Hacker News new | ask | show | jobs
by AJRF 501 days ago
> But surely quite a lot of the 671 GB or whatever is knowledge that is usually irrelevant?

Small correction - It's 671B Parameters - not 671 Gigabytes (doing some rudimentary math if you want to run the entire model in memory it would take ~750GB (671b * fp8 == 8 bits * 1.2 (20% overhead)) = 749.901 GiB)

It's a MoE model so you don't actually need to load all 750gb at once.

I think maybe what you are asking is "Why do more params make a better model?"

Generally speaking its because if you have more units of representation (params) you can encode more information about the relationships in the data used to train the model.

Think of it like building a LEGO city.

A model with fewer parameters is like having a small LEGO set with fewer blocks. You can still build something cool, like a little house or a car, but you're limited in how detailed or complex it can be.

A model with more parameters is like having a giant LEGO set with thousands of pieces in all shapes and colours. Now, you can build an entire city with skyscrapers, parks, and detailed streets.

---

In terms of "is a lot of of irrelevant?" - This is a hot area of research!

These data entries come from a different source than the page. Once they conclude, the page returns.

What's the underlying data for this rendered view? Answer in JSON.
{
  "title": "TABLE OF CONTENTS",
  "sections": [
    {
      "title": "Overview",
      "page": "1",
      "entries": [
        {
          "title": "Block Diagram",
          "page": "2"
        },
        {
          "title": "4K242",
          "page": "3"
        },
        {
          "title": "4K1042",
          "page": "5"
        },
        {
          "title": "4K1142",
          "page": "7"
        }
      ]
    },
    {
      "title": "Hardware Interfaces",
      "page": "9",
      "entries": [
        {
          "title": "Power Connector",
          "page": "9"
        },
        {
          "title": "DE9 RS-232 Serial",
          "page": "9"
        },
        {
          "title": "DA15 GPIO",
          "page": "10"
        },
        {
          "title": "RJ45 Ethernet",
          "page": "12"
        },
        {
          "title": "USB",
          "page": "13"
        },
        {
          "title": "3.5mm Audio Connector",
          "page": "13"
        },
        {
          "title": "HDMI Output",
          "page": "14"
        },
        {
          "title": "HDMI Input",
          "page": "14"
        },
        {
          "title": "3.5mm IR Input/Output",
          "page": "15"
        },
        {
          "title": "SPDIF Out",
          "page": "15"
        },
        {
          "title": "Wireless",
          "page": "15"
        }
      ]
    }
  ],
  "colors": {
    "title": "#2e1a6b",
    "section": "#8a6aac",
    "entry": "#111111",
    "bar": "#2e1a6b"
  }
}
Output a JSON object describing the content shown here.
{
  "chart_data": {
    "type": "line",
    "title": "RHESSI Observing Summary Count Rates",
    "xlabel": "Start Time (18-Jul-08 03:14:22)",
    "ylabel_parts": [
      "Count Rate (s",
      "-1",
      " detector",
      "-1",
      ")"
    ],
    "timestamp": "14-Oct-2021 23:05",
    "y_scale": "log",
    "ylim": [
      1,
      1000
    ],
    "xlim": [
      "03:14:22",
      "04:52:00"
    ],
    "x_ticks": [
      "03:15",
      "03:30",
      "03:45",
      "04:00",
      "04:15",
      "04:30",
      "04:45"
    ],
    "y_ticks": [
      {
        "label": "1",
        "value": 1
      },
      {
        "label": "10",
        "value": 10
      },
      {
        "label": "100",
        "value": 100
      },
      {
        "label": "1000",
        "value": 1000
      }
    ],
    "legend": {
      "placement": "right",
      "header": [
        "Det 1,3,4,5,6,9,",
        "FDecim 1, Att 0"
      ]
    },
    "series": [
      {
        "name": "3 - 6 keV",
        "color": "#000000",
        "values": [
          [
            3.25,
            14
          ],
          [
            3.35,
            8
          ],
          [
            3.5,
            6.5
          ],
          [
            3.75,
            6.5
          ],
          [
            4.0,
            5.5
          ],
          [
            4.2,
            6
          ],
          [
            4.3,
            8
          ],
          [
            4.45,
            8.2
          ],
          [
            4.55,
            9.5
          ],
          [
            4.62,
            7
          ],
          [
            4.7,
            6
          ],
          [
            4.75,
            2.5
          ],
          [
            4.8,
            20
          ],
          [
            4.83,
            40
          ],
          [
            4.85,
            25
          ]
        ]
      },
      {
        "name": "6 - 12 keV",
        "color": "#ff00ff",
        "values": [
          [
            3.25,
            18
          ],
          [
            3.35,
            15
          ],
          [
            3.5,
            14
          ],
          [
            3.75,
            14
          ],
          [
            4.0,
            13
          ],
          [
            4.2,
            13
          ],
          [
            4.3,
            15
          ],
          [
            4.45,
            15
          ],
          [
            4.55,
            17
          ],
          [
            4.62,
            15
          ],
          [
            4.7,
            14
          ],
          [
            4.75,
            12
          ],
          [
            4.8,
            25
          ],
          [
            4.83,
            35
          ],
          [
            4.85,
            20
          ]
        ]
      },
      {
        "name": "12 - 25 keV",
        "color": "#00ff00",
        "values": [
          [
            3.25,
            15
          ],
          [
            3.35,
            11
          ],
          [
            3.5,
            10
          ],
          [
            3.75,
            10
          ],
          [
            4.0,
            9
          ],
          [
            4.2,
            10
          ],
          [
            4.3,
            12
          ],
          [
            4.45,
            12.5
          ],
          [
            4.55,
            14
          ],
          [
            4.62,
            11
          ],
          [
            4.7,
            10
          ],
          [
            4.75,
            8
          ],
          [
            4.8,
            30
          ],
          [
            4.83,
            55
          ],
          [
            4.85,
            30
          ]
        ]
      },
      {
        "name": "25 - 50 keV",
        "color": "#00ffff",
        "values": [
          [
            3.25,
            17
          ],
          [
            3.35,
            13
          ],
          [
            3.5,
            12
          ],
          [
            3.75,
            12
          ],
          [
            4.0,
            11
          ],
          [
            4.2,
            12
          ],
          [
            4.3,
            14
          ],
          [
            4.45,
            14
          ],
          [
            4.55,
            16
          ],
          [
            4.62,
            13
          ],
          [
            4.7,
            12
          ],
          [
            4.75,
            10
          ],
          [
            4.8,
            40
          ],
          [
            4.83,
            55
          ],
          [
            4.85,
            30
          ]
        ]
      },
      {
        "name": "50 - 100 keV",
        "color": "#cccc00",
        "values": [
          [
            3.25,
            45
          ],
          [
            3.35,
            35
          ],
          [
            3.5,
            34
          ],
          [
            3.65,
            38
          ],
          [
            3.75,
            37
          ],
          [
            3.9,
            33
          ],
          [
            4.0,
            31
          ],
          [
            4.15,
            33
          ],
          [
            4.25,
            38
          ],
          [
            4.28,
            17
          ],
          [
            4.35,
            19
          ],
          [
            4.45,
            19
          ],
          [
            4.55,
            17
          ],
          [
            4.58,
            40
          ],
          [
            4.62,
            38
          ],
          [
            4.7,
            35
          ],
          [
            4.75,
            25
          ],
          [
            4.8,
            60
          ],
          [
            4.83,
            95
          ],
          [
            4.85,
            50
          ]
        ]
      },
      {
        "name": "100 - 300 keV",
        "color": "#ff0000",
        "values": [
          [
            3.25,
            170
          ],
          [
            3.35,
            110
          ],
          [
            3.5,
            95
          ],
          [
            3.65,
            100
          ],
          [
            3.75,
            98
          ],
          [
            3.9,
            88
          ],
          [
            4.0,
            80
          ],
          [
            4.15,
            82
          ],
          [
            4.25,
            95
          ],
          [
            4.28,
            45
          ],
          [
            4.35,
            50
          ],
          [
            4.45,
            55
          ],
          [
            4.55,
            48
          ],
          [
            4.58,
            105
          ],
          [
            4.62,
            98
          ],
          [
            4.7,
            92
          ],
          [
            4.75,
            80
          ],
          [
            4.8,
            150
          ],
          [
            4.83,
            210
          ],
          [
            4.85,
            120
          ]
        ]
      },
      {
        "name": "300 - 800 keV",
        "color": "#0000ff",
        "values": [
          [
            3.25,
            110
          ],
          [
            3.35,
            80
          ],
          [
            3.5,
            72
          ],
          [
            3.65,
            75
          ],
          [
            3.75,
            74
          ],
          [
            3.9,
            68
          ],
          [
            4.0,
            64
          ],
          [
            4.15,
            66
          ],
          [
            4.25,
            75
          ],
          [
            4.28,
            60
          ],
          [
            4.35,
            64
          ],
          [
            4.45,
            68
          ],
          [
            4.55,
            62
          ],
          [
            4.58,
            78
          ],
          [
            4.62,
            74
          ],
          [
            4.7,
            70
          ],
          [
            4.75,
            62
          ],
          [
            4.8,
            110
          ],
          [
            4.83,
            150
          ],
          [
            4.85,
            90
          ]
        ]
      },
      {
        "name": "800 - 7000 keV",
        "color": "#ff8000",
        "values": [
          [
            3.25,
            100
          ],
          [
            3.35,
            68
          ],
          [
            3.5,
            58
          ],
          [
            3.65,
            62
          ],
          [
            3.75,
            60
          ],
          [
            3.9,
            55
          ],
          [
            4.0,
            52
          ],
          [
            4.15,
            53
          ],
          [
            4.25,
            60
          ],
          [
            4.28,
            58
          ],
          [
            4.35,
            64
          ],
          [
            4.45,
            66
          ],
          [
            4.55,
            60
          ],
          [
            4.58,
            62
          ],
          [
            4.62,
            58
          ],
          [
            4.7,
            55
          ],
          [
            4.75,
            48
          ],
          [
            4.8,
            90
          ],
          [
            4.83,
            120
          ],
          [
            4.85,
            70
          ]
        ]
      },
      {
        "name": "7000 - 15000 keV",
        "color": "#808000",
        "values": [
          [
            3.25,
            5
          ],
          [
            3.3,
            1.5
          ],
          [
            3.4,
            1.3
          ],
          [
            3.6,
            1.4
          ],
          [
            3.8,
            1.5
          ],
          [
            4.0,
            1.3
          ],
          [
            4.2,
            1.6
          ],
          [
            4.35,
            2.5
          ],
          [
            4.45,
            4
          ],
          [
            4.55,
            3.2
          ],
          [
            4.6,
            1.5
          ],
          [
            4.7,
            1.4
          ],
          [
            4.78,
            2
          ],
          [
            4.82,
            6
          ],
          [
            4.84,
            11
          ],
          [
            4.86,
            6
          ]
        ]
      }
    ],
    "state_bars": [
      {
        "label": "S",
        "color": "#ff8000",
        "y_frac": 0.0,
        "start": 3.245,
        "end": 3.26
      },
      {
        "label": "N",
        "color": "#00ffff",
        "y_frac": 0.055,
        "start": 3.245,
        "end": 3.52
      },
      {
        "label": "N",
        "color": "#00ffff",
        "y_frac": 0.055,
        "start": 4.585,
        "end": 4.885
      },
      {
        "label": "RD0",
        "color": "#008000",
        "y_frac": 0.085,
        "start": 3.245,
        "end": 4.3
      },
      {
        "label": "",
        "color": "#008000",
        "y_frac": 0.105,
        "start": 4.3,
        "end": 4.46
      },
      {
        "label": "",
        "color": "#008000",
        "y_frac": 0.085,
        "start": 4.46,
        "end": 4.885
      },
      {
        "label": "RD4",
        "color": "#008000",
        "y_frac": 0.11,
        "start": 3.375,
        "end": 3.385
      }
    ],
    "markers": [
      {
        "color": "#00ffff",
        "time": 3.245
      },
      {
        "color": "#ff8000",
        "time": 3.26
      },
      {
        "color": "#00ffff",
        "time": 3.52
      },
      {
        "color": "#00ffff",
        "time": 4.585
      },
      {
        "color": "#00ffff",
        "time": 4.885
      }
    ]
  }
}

It's very difficult currently to know what parameters are relevant and what aren't - there is an area of research called mechanistic interpretability that aims to illuminate this - if you are interested - Anthropic released a good paper called "Golden Gate Claude" on this.

2 comments

To extend your Lego metaphor to the question of “is a lot of this irrelevant?“ Does your Lego model of a city need to have interior floors, furniture, and fixtures in order to satisfy your requirements? Perhaps in some cases, but not in most.
I know it's a MoE and I didn't need the five year old explanation of why larger models are smarter. I'm also aware of interpretability research. You should read my question much more carefully and think about it harder.
Although the practicality of what you described towards the end of your original comment conceptually demonstrates an MoE-like architecture, the fact that you explicitly mentioned not understanding why larger models are smarter and then proceeded to try to couch-engineer a new, smaller architecture suggests that you were in fact not aware of the MoE architecture and thus the ELI5 LEGO approach was reasonably helpful. I’ve read your question carefully many times, and I’ve read others’ comments in the thread; you seem frustrated that folks aren’t answering your questions when in fact they have been answered — albeit not in the way you seem to want; how can we fix this?